X-Message-Number: 32685
From: "sbharris1" <>
References: <>
Subject: Re: CryoNet #32684
Date: Wed, 30 Jun 2010 17:40:50 -0700

In message #32684 Melody Maxim writes:


>>Most reasonably intelligent persons could easily be trained to perform the
"standby" and "transport" procedures, but the same is not true of the
"stabilization" procedures, which require a proper education and extensive
clinical training, under the supervision of qualified, competent
instructors. Femoral cannulations and perfusion are safely performed, all
around the world, on a daily basis, by competent personnel. A small
percentage of these cases include cooling patients to deep hypothermia
(below 18 degrees C) and removing them from all forms of support, for
procedures that require the cessation of blood flow. These people are
"technically" dead, while the procedure is taking place, and then they are
warmed and revived. These procedures have been successfully performed, for
decades, and what SA is attempting to do should mimic those procedures, for
the most part. SA's cannulation procedures should be identical to those that
have been performed, by vascular surgeons in conventional medicine, millions
of times, yet SA continues to botch these procedures, to this day. <<



MY COMMENT: The statement "SA's cannulation procedures should be identical
to those that have been performed, by vascular surgeons in conventional
medicine, millions of times  is quite wrong. Cannulation in medicine for
femoral bypass is done on patients with a good blood pressure, and this is
true even if the patient is intended to be cooled later. That means the
arteries are pulsatile and pinkish white, the veins properly blue and fat
with pressure, and everything looks like an anatomy diagram.



In cryonics, femoral cannulations are considerably more difficult, and are
not "identical.   There is no good pulse even with the thumper (and the
surgery cannot be done with the thumper running in any case), and time
without blood pressure has usually resulted in enough capillary fluid uptake
that there is little pressure in the vascular system. The "blood pressure 
of a person in early cardiac arrest is about 10 mmHg (in both arteries and
veins), but this only last a few tens of minutes, and is frequently gone by
the time the patient has cooled on CPS for long enough to attempt washout.
In such circumstances it's surprisingly hard to tell veins from arteries. I
think most surgeons would be shocked, but I doubt that many vascular
surgeons have ever tried it, for obvious reasons. Again, even
cooled/arrested patients are *already* cannulated, so the surgeon doesn't
have to do it, then.



Cryonic femoral perfusion is a bit more like what embalmers have to do, but
even here there are large differences. Embalmers do not have to worry about
air in the arterial system, nor introducing long cannula into femoral veins,
or even about tearing a vein plexus during vessel isolation, since they work
with open vein drainage anyway (removing clots with a short narrow cannula
and slide, as necessary, if this stops). For all these reasons, my own
experience with embalmers and funeral industry higher-ups with embalming
licenses, is that they don't turn out to be very good at what cryonics
needs, either.



The major proponent of field femoral washout in cryonics has been myself,
and the only person who has done it consistently is also myself. Even so, I
have failed occasionally, and had to use the (much more straightforward)
carotid/jugular system in the neck for either perfusion or drainage or both,
if the femorals cannot be used. I recently used such methods to perfuse to
vitrifiable cryprotectant concentration in the field, so even this can be
done by these methods.



Elsewhere, at the main facilities at both Alcor and CI, the standard has
been perfusion via aortic arch in the chest, with right atrial drainage, as
in standard bypass. This is easier if one is willing to open the chest, but
people have been less likely to want to do open-chest procedures in the
field. It's possible to teach, but it's even more of a mess, and it may well
interfere with cryoprotectant perfusion later.

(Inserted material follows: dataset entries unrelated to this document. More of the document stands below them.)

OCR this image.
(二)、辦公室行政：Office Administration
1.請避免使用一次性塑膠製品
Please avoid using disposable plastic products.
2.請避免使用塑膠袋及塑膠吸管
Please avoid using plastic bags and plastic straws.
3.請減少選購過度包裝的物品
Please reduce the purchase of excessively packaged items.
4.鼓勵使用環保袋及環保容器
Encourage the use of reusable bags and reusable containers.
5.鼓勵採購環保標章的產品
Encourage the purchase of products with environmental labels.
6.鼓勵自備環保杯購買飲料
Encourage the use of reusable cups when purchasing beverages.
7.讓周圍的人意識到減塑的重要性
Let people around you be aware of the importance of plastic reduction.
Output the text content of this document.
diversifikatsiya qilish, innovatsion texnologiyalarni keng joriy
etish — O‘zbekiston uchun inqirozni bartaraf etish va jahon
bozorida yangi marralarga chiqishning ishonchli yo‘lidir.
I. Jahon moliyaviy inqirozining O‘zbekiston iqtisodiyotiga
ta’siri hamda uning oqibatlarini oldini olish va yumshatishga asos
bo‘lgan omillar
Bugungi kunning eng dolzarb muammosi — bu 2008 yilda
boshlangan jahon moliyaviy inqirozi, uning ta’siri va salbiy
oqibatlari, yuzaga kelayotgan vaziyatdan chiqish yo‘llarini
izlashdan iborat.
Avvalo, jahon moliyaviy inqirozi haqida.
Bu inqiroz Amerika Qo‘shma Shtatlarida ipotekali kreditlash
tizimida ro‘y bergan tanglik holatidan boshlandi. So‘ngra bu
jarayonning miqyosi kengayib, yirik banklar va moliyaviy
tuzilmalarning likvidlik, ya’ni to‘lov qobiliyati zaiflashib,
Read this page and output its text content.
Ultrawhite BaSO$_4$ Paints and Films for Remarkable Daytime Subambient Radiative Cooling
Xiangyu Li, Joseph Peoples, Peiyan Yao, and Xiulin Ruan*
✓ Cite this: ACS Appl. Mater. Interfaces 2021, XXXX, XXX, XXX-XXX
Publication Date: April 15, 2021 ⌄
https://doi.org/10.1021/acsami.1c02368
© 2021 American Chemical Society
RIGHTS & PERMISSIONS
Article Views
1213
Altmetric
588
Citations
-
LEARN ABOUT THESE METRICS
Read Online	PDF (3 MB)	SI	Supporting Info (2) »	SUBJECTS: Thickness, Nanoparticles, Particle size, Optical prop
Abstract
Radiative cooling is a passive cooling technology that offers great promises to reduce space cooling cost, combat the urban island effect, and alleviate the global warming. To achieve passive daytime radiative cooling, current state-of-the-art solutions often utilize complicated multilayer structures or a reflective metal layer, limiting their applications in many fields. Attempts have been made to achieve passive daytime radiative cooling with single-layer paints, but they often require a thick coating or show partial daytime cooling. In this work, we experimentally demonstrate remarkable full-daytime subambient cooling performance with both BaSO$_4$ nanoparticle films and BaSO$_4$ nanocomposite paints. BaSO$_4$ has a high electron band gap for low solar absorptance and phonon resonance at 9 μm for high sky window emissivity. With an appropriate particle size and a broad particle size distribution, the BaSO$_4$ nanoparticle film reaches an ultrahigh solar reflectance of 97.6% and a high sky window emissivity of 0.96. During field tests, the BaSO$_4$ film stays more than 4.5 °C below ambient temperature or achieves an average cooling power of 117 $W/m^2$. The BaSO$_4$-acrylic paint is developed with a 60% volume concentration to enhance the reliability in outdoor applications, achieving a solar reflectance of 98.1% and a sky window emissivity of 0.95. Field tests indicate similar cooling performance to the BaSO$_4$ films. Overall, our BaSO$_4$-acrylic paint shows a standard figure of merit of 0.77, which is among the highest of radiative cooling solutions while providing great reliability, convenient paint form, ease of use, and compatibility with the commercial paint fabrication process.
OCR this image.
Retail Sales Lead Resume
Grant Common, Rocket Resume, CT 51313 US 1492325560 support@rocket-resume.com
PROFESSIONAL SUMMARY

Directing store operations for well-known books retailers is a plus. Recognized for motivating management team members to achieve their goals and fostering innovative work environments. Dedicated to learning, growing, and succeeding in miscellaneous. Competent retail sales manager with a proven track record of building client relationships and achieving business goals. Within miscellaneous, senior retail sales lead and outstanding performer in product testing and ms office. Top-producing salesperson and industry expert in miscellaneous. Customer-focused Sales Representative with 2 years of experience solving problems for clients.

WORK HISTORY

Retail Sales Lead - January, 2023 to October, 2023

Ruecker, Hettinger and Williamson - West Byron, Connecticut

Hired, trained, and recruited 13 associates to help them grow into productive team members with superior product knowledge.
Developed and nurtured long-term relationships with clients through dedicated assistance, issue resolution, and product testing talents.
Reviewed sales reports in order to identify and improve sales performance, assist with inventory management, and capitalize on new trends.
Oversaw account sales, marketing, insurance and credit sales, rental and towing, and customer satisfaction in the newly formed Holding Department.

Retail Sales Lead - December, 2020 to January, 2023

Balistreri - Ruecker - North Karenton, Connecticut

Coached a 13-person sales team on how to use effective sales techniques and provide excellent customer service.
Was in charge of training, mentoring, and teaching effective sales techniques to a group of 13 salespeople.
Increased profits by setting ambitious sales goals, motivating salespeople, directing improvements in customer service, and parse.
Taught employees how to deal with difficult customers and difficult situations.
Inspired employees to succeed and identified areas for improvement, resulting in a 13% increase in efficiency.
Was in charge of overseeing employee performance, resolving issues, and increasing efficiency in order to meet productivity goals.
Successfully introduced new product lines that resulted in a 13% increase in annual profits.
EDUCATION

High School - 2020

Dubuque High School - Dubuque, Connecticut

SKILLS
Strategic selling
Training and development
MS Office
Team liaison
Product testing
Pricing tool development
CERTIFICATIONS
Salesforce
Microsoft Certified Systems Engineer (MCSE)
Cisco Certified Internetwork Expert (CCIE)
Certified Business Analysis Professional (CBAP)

I think that part of the solution is to teach neck cannulation as a backup
to femoral cannulation for field washout procedures. I do not think that the
answer can be merely to have human vascular surgeons "on call  to do
cryonics, because they simply aren't available at any hour of any night and
day, 365 days a year. Cryonics cannot be scheduled. The fact that some
vascular surgeons do emergency human heart surgery means nothing: cryonics
will never have the opportunity to draw from this entire pool of working
emergency on-call vascular surgeons to be on call for us. Emergency vascular
surgery is done at tertiary centers, if at all. In standard medicine,
patients who do not make it to such centers alive, die and that's the end of
them. They then go to the nearest funeral home, where they wait to be fed
into that system. We do not have this luxury in cryonics.



A recent cryonics case required 5 days for a patient to die in a hospice
near Alcor. It required 24 hour monitoring by cryonics personnel and they
were exhausted at the end. Had this been a field operation, it would have
required 5 days of 8 hour shifts by surgeons specially sent out into the
field for one patient. This is fairly typical. Nobody could afford that,
even if they could find three surgeons willing to travel for a week at a
moment's notice, and then sit at some hotel doing shiftwork someplace else.
SA has had exactly that problem. It remains unsolved; for the money
available, it may continue to remain at least partly unsolvable.